М. Ромм вспоминает, что после смерти Сталина и ХХ съезда, когда он в Грузии надевал свои знаки Сталинского лауреата (с профилем вождя), люди их целовали, прямо у него на груди. Это Грузия сейчас такая демократическая, это они сейчас памятник Иосифу Виссарионовичу демонтировали. А тогда грузинский народ на защиту Сталина (Сосо Джугашвили) поднялся единодушно. И грузинские студенты первыми вышли на улицы с лозунгами в его защиту, и несколько дней в Тбилиси, Гори, Сухуми, Батуми, Кутаиси шли непрерывные митинги [217] 9 марта 1956 года несколько десятков тысяч митингующих от набережной реки Куры у монумента Сталину спустились по Александровскому спуску к Дому Связи на проспекте Руставели. Солдаты, охранявшие здание, подверглись избиению. Кто-то из солдат, защищаясь, открыл стрельбу вверх, в потолок, и пули рикошетом отскочили от бетона. В создавшейся неразберихе кто-то из солдат стрелял и в толпу. В те дни в Тбилиси погибли люди – двадцать один человек.

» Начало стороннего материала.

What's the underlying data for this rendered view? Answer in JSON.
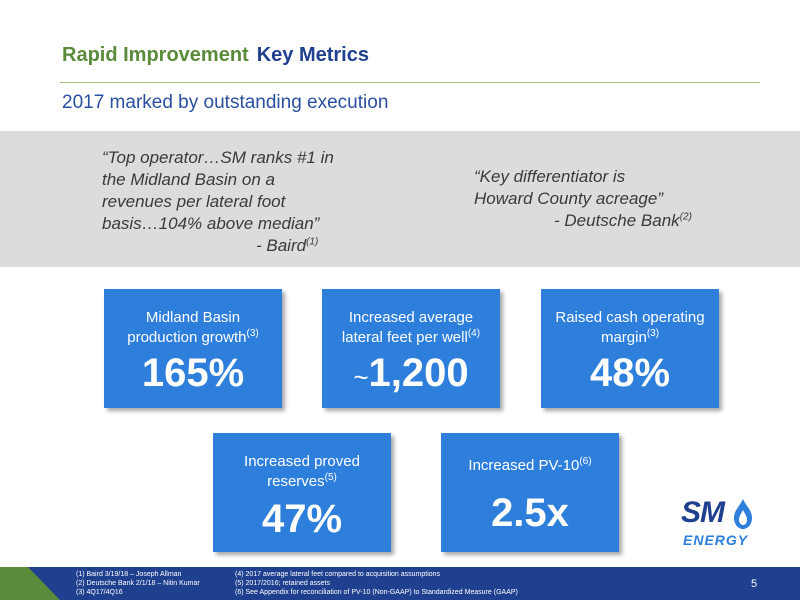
{
  "header": {
    "title_part1": "Rapid Improvement",
    "title_part2": "Key Metrics",
    "subtitle": "2017 marked by outstanding execution"
  },
  "quotes": [
    {
      "lines": [
        "“Top operator…SM ranks #1 in",
        "the Midland Basin on a",
        "revenues per lateral foot",
        "basis…104% above median”"
      ],
      "attribution": "- Baird",
      "footnote": "(1)"
    },
    {
      "lines": [
        "“Key differentiator is",
        "Howard County acreage”"
      ],
      "attribution": "- Deutsche Bank",
      "footnote": "(2)"
    }
  ],
  "metrics": [
    {
      "label_lines": [
        "Midland Basin",
        "production growth"
      ],
      "footnote": "(3)",
      "value": "165%"
    },
    {
      "label_lines": [
        "Increased average",
        "lateral feet per well"
      ],
      "footnote": "(4)",
      "prefix": "~",
      "value": "1,200"
    },
    {
      "label_lines": [
        "Raised cash operating",
        "margin"
      ],
      "footnote": "(3)",
      "value": "48%"
    },
    {
      "label_lines": [
        "Increased proved",
        "reserves"
      ],
      "footnote": "(5)",
      "value": "47%"
    },
    {
      "label_lines": [
        "Increased PV-10"
      ],
      "footnote": "(6)",
      "value": "2.5x"
    }
  ],
  "logo": {
    "line1": "SM",
    "line2": "ENERGY"
  },
  "footnotes_left": [
    "(1)    Baird 3/19/18 – Joseph Allman",
    "(2)    Deutsche Bank 2/1/18 – Nitin Kumar",
    "(3)    4Q17/4Q16"
  ],
  "footnotes_right": [
    "(4)  2017 average lateral feet compared to acquisition assumptions",
    "(5)  2017/2016; retained assets",
    "(6)  See Appendix for reconciliation of PV-10 (Non-GAAP) to Standardized Measure (GAAP)"
  ],
  "page_number": "5",
  "colors": {
    "green": "#5a8a3a",
    "navy": "#1f3f8f",
    "blue": "#2e7fdc",
    "band_gray": "#dcdcdc"
  }
}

. Под влиянием тех мартовских волнений 1956 года возникла молодежная подпольная организация, в которой участвовал сын известного грузинского писателя Константина Гамсахурдия, будущий диссидент и президент независимой Грузии Звиад Гамсахурдия. Парадокс – многие антисоветские организации организовывались на фоне ультрасовестких, просталинистских настроений масс, характерных для хрущевской эпохи. А потому узок был круг этих революционеров и страшно далеки оказались они от народа.